Thermochemistry Problem

The first step here is to determine what q(rxn) or the heat absorbed/released by the reaction is in order to determine ΔH (KJ/mol) is for AgNO3.

The question here already gives you the heat produced by the reaction otherwise you would have to calculate it by first determining the heat absorbed by the solution itself with equation:

q(soln) = m × C (s,soln) × ΔT

m = (0.997 g/ml)(250 mL) = 249.25 g [Multiply density of solution by total volume]

C (s,soln) = 4.18 J/g * °C the specific heat capacity of the solution

ΔT = 24.3 - 21.6 = 2.7 °C

q (soln) = 2810 J

Then since the solution absorbed heat that means that the reaction itself released heat so...

q (rxn) = - q(soln)

The heat released by the reaction is simply the same heat absorbed by the solution. The negative sign indicates the release of heat.

q (rxn) = -2810 J (convert to KJ)

q (rxn) = -2810 J × (1 kJ/1000 J) = -2.81 KJ

Use the enthalpy equation to acquire the final answer...

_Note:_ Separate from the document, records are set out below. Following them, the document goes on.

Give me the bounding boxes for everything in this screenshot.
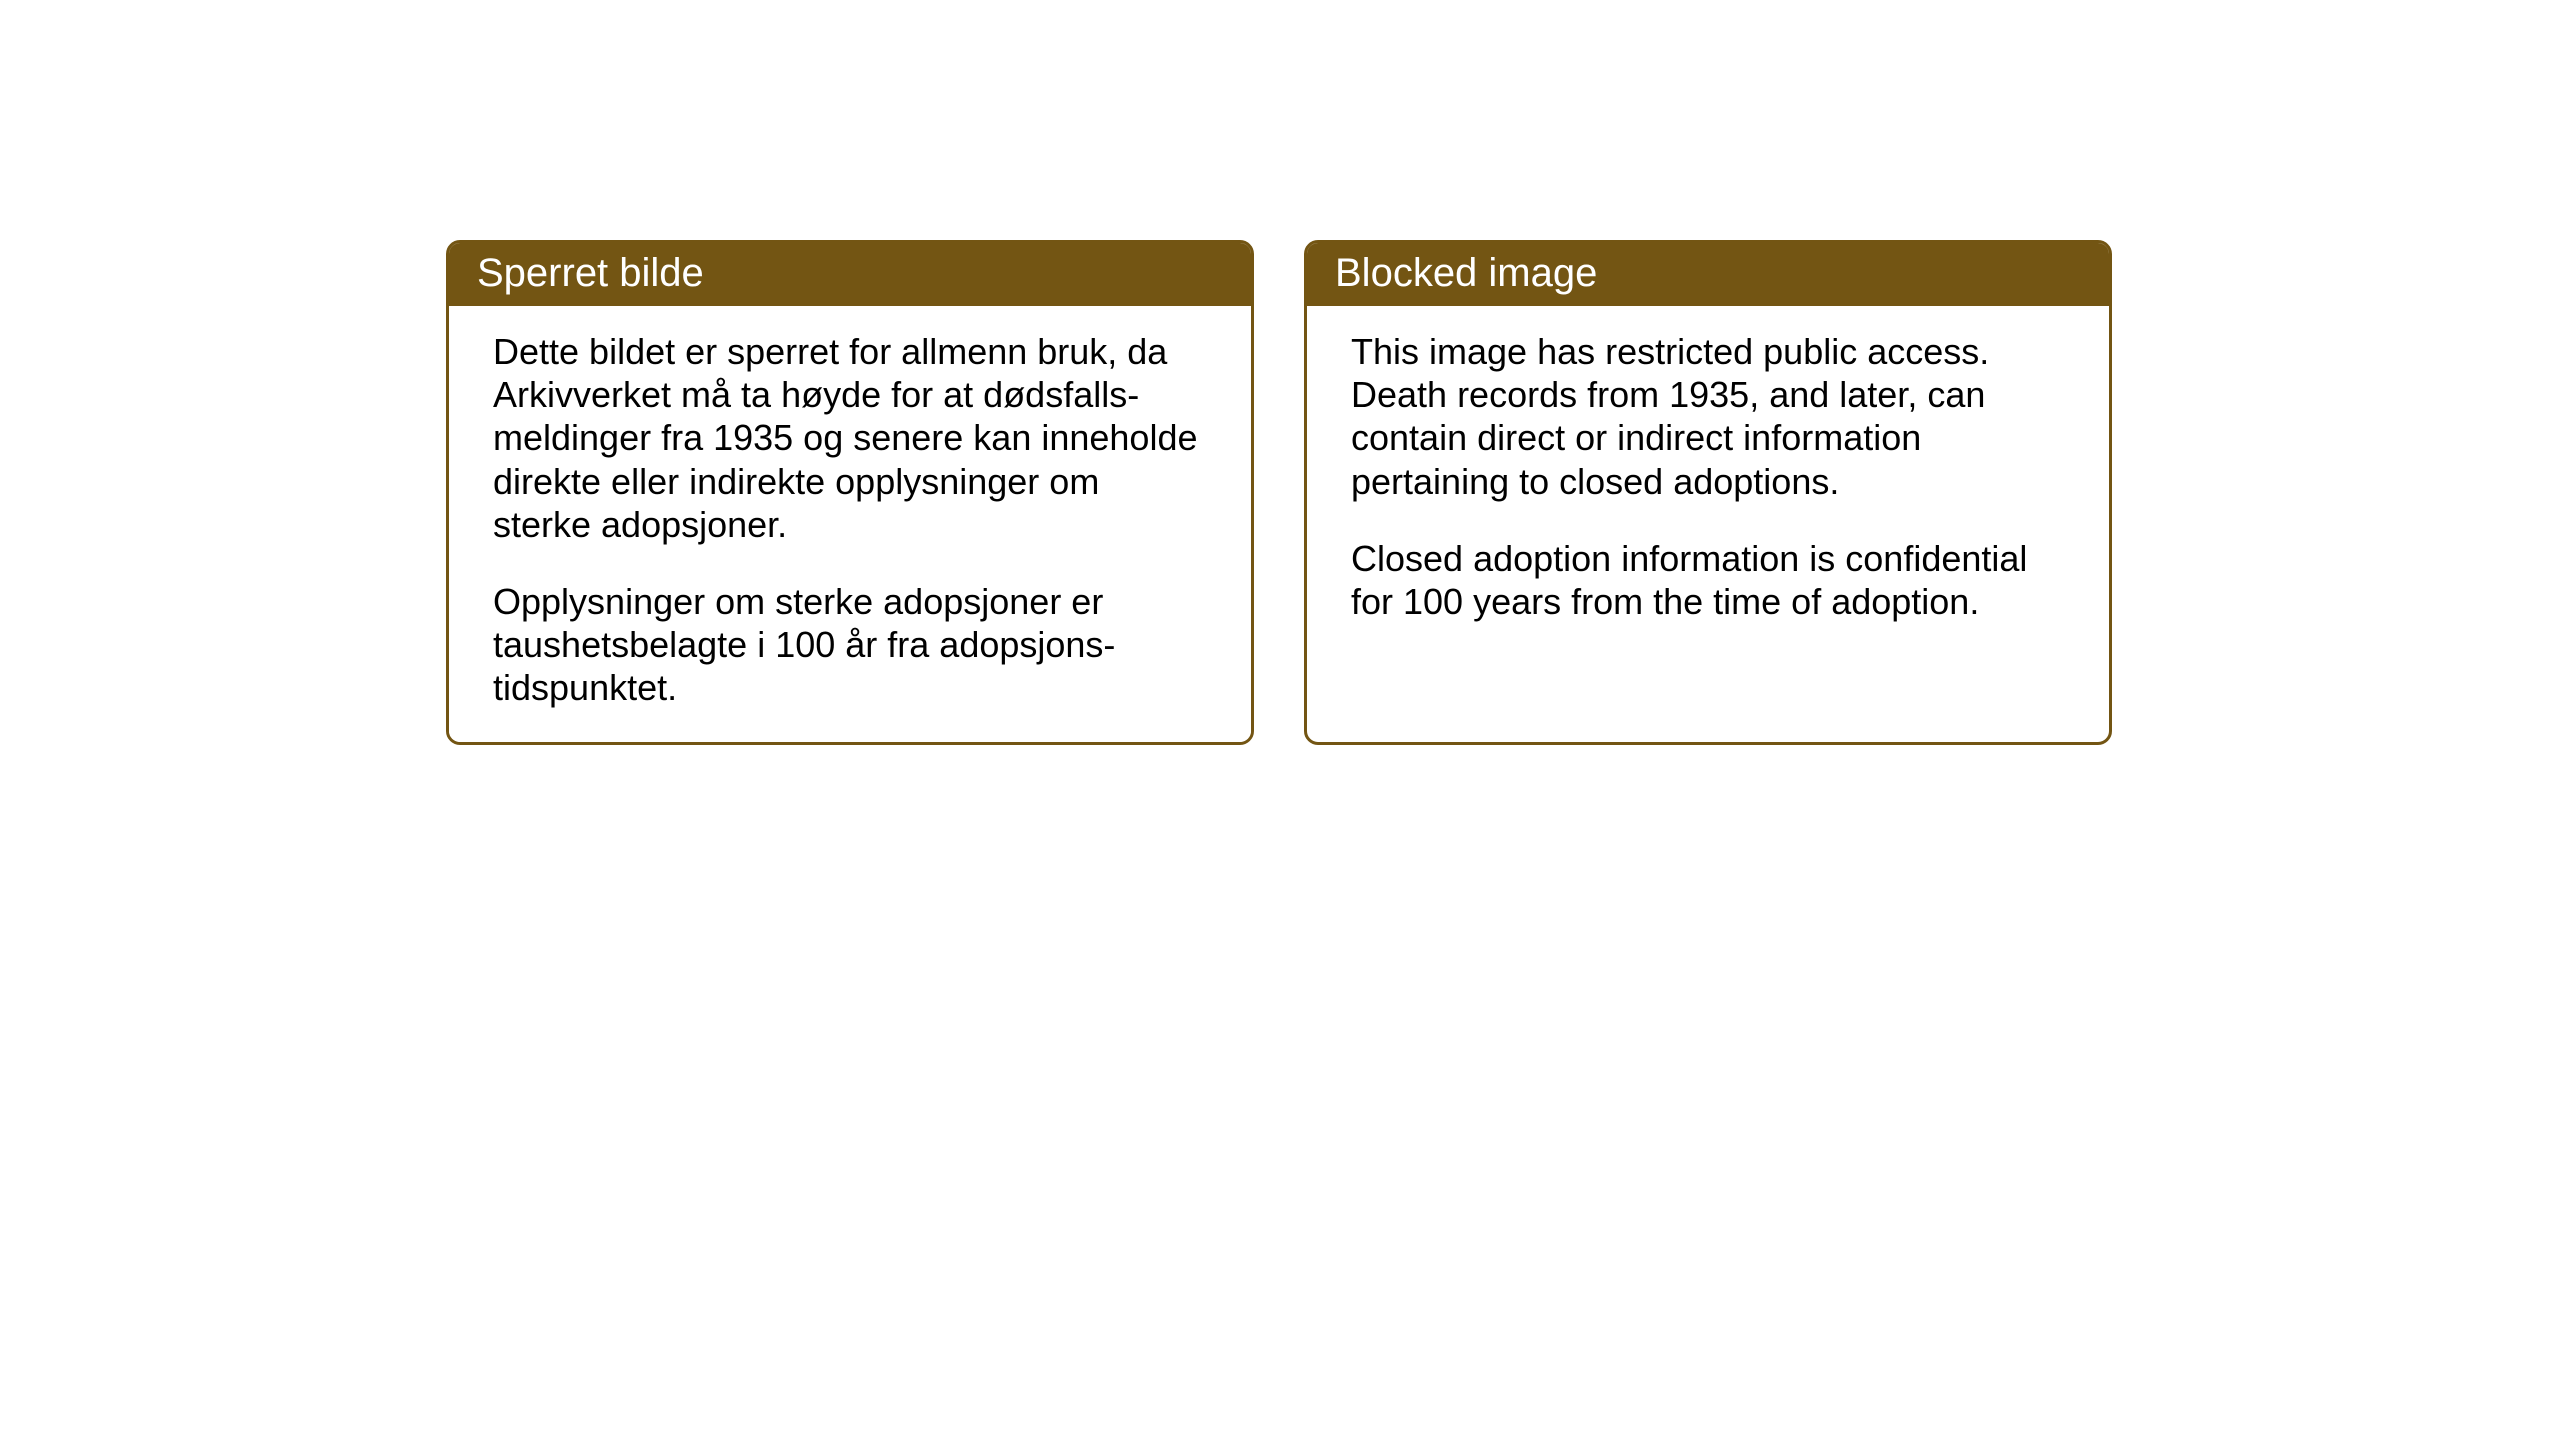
notice-cards-container: Sperret bilde Dette bildet er sperret fo… — [446, 240, 2112, 745]
english-card-body: This image has restricted public access.… — [1307, 306, 2109, 694]
norwegian-paragraph-2: Opplysninger om sterke adopsjoner er tau… — [493, 580, 1207, 710]
english-paragraph-1: This image has restricted public access.… — [1351, 330, 2065, 503]
norwegian-card-title: Sperret bilde — [449, 243, 1251, 306]
english-card-title: Blocked image — [1307, 243, 2109, 306]
english-notice-card: Blocked image This image has restricted … — [1304, 240, 2112, 745]
norwegian-card-body: Dette bildet er sperret for allmenn bruk… — [449, 306, 1251, 742]
norwegian-paragraph-1: Dette bildet er sperret for allmenn bruk… — [493, 330, 1207, 546]
norwegian-notice-card: Sperret bilde Dette bildet er sperret fo… — [446, 240, 1254, 745]
english-paragraph-2: Closed adoption information is confident… — [1351, 537, 2065, 623]
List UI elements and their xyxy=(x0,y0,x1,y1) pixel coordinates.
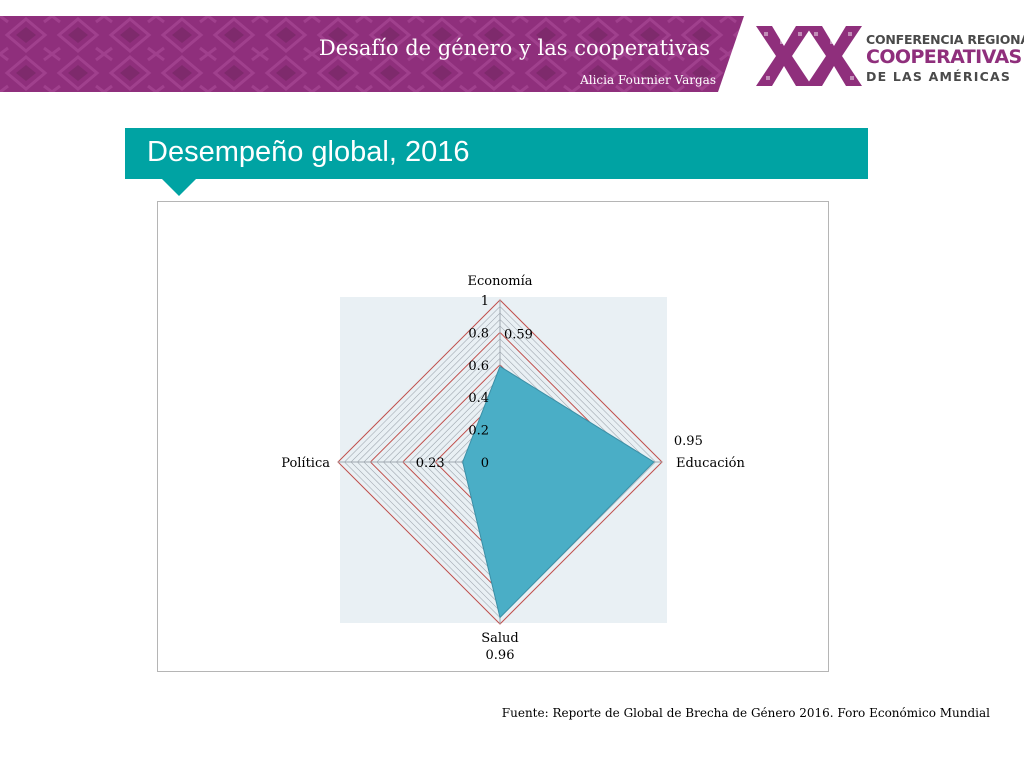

ΔH (rxn) = q (rxn) / mol AgNO3

Now the mols of AgNO3 in the intital reaction must be determined, this can easily be done using the formula for molarity:

M = mol (solute)/L (solution) rearrange to mol (solute) = (M)(L (solution))

mol AgNO3 = (0.220 M)(0.125 L) = 0.0275 mol AgNO3

So...

ΔH (rxn) = (-2.81 KJ) / (0.0275 mol AgNO3)

ΔH (rxn) = -102 KJ / mol AgNO3 [Answer]